L’Algérienne Assia Djebar, première personnalité maghrébine élue à l’Académie française, dont l’œuvre romanesque défend les droits des femmes dans le monde musulman, sera reçue aujourd’hui jeudi sous la coupole de cette prestigieuse institution.
À 69 ans, Assia Djebar a souvent été la première. Première femme algérienne admise à l’École normale supérieure de Paris en 1955, première à obtenir une reconnaissance internationale, première enfin élue à l’Académie.
Une élection au second tour, le 16 juin 2005, qui rendait selon elle hommage à son «entêtement d’écrivain» et son travail pour la francophonie.
Personnalité emblématique de l’émancipation des femmes en Algérie, elle figure parmi les classiques de la littérature maghrébine d’expression française, lauréate de nombreuses distinctions internationales, dont la dernière en date le prix spécial international Grinzane Cavour de littérature qui lui avait été remis en janvier 2006 à Turin. Cérémonie au cours de laquelle L’Orient-Le-Jour l’avait rencontrée (voir l’édition du 27 janvier 2006).

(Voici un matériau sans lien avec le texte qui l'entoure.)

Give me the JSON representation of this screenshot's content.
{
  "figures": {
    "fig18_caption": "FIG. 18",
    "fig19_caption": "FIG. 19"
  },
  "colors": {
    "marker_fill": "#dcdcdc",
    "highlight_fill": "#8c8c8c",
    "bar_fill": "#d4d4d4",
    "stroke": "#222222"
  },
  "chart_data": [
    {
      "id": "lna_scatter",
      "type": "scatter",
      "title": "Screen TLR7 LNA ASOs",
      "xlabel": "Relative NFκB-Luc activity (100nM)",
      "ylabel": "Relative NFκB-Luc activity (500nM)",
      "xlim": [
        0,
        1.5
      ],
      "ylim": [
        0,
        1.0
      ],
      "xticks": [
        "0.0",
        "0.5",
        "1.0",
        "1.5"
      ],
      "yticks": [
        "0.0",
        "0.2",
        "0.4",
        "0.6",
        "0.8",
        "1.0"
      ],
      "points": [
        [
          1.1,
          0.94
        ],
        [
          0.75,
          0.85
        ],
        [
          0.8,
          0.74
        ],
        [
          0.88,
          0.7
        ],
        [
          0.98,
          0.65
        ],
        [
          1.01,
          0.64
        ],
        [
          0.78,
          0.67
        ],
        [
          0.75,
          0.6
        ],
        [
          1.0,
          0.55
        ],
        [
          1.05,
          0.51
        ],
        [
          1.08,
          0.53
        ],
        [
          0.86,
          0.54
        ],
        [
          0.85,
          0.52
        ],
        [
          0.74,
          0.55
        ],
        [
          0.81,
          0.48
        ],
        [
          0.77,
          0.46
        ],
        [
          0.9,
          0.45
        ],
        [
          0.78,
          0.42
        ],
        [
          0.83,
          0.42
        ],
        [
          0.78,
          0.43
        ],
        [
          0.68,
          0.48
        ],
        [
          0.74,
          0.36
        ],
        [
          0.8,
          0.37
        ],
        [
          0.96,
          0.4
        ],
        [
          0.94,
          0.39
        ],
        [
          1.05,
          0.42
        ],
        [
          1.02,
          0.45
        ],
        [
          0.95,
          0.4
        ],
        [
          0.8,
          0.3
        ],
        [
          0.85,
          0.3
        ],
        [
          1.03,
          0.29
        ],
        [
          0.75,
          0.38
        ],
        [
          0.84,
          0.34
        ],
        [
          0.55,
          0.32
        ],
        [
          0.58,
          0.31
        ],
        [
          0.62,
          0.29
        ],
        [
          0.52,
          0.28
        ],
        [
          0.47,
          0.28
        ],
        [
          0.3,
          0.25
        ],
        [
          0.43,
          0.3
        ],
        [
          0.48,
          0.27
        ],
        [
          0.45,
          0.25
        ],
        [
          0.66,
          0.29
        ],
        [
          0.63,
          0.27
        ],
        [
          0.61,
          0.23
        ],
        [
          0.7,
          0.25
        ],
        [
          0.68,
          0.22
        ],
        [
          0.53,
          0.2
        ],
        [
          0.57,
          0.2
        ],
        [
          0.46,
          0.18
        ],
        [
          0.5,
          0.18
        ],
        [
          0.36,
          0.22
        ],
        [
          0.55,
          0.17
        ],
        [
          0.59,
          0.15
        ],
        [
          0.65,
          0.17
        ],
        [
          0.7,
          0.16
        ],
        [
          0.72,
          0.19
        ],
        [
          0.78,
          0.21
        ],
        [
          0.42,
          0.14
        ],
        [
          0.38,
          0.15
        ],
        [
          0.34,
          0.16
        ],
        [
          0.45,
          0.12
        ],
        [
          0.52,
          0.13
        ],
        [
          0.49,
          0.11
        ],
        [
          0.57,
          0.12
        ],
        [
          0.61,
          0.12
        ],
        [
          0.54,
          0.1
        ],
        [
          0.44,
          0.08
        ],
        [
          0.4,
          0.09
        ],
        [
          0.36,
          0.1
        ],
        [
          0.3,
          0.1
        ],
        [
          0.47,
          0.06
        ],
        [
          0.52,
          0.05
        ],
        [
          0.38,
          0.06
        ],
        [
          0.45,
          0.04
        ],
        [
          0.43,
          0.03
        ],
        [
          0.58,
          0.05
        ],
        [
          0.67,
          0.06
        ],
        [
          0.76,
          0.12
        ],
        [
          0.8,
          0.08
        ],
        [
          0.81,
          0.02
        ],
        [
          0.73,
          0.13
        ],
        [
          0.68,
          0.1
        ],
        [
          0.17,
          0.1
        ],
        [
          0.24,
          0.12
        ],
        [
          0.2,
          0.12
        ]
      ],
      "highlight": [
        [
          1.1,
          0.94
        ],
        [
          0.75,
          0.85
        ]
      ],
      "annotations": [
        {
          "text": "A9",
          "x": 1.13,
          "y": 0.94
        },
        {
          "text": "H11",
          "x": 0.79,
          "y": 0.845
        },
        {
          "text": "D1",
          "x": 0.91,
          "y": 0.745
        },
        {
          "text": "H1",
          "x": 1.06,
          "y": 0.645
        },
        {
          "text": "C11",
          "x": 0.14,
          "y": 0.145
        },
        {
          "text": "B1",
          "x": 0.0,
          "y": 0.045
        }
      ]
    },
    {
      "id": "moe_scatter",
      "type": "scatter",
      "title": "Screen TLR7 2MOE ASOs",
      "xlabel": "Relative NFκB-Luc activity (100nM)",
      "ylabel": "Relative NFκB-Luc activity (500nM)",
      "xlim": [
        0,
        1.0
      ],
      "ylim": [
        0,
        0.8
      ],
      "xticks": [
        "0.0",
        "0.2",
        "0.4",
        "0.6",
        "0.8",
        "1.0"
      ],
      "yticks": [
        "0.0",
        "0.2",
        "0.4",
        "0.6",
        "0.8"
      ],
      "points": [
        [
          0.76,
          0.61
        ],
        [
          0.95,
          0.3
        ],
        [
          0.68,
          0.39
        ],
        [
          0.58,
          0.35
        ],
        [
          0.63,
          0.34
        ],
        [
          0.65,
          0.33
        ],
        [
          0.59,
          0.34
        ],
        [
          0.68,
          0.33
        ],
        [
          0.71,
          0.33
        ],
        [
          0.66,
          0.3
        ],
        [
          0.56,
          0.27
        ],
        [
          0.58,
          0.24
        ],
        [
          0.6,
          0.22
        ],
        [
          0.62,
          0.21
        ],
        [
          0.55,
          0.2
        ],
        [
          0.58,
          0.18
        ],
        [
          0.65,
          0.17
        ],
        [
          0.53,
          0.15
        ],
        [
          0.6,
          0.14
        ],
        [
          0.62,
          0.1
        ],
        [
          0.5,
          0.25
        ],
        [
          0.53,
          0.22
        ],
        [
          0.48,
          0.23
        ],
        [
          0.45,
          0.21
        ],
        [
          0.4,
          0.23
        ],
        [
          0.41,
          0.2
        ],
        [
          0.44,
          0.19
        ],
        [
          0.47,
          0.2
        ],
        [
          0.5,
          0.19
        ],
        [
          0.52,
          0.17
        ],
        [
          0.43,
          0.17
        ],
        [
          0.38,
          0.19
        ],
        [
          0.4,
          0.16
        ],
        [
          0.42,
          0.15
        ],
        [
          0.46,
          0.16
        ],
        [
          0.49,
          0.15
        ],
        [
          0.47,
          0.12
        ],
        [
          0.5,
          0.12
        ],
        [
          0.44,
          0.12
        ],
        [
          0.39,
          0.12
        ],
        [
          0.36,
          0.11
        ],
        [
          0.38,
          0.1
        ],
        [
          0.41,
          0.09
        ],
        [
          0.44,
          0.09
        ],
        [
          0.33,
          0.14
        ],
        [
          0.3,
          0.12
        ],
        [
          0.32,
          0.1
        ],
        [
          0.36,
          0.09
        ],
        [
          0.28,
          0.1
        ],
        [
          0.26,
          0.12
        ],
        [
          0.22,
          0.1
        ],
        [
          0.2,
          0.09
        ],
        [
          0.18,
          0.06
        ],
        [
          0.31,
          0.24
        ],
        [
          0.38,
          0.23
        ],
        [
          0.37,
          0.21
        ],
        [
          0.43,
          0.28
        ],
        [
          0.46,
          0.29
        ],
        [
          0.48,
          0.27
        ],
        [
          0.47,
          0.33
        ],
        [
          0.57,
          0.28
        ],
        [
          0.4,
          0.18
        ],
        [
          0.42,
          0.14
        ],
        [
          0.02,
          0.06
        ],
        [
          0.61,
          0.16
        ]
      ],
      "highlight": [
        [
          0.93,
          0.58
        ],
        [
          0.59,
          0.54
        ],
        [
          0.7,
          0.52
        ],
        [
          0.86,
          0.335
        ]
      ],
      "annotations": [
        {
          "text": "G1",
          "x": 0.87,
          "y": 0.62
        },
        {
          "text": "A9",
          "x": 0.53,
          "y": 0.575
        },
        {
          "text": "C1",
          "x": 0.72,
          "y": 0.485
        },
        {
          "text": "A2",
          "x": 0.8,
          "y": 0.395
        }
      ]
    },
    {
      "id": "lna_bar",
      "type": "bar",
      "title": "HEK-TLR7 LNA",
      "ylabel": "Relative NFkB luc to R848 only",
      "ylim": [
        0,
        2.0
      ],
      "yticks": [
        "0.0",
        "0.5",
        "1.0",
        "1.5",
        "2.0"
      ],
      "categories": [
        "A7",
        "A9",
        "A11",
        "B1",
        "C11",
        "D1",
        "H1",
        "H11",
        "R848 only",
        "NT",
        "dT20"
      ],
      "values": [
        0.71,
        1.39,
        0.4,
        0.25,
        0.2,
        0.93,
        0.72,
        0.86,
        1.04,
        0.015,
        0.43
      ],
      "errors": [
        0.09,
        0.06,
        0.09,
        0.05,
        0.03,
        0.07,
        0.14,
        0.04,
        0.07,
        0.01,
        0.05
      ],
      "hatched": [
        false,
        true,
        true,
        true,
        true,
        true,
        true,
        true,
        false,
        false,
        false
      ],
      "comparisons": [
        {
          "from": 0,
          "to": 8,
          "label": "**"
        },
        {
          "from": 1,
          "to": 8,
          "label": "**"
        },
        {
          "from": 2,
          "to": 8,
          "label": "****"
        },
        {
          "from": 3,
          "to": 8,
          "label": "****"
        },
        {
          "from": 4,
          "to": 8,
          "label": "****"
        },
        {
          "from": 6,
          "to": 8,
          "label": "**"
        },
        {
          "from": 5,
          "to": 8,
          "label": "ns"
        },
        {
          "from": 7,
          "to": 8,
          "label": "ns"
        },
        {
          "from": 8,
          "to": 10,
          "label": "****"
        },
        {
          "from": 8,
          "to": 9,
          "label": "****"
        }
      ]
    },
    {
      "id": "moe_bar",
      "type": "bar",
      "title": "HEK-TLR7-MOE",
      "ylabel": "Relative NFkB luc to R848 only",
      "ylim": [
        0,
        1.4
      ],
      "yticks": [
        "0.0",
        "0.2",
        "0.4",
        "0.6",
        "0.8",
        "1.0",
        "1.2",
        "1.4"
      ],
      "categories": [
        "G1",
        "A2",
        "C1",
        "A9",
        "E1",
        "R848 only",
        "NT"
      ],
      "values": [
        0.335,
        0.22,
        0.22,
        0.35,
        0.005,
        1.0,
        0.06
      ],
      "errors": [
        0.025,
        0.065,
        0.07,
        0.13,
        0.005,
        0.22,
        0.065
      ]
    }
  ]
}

De son vrai nom Fatima Zohra Imalayen, Assia Djebar est née à Cherchell, à une centaine de kilomètres d’Alger, le 4 août 1936. Fille d’un instituteur, sa carrière d’écrivain débute dès 1956 avec La soif. Suivent Les impatients (1958) et Les enfants du nouveau monde (1962), dans lequel l’héroïne milite pour le changement politique et les droits des femmes.
Algérienne, elle écrit en français comme beaucoup de ses compatriotes, formés par l’école française. Lire et écrire en français dans les années 1950, c’est aussi la possibilité de sortir du cercle exclusivement féminin dans une société «où les femmes n’écrivent pas».
En 1985, L’amour, la fantasia ouvre une fresque que continuent Ombre sultane (1987) et Loin de Médine (1991).
«Tout le Maghreb a refusé l’écriture. Les femmes n’écrivent pas. Elles brodent, se tatouent, tissent des tapis et se marquent. Écrire, c’est s’exposer. Si la femme, malgré tout, écrit, elle a le statut des danseuses, c’est-à-dire des femmes légères», déclare-t-elle à la sortie d’Ombre sultane.
Assia Djebar a également travaillé pour le théâtre et le cinéma. Son film La nouba des femmes du Mont Chenoua a reçu le prix de la critique internationale en 1979 au Festival de Venise. De 1983 à 1989, elle a siégé au Fonds d’action sociale (FAS) comme représentante de l’immigration algérienne.
Dans les années 1990, Assia Djebar évoque dans Le Blanc de l’Algérie (1996) ou Oran, langue morte (1997) la violence dans son pays et le sort des femmes prises dans l’étau intégriste.
Depuis 1997, elle enseigne la littérature française aux États-Unis, d’abord à Bâton-Rouge (Louisiane), puis à New York. En 1999, elle a été élue à l’Académie royale de langue et de littérature françaises de Belgique.
Son élection à l’Académie française avait également été perçue dans le cadre des relations entre la France et l’Algérie. Le président Jacques Chirac avait alors salué «un nouveau témoignage de la profonde amitié» entre les deux pays.
Pour la ministre algérienne de la Culture, Khalida Toumi, Assia Djebar était honorée «pour une œuvre de l’esprit».
L’Académie française, la plus ancienne du genre en France, a été créée en 1635 par le cardinal de Richelieu, ministre de Louis XIII. Elle est composée de 40 «Immortels» dont la fonction première est de veiller au respect de la langue française et d’en composer le dictionnaire.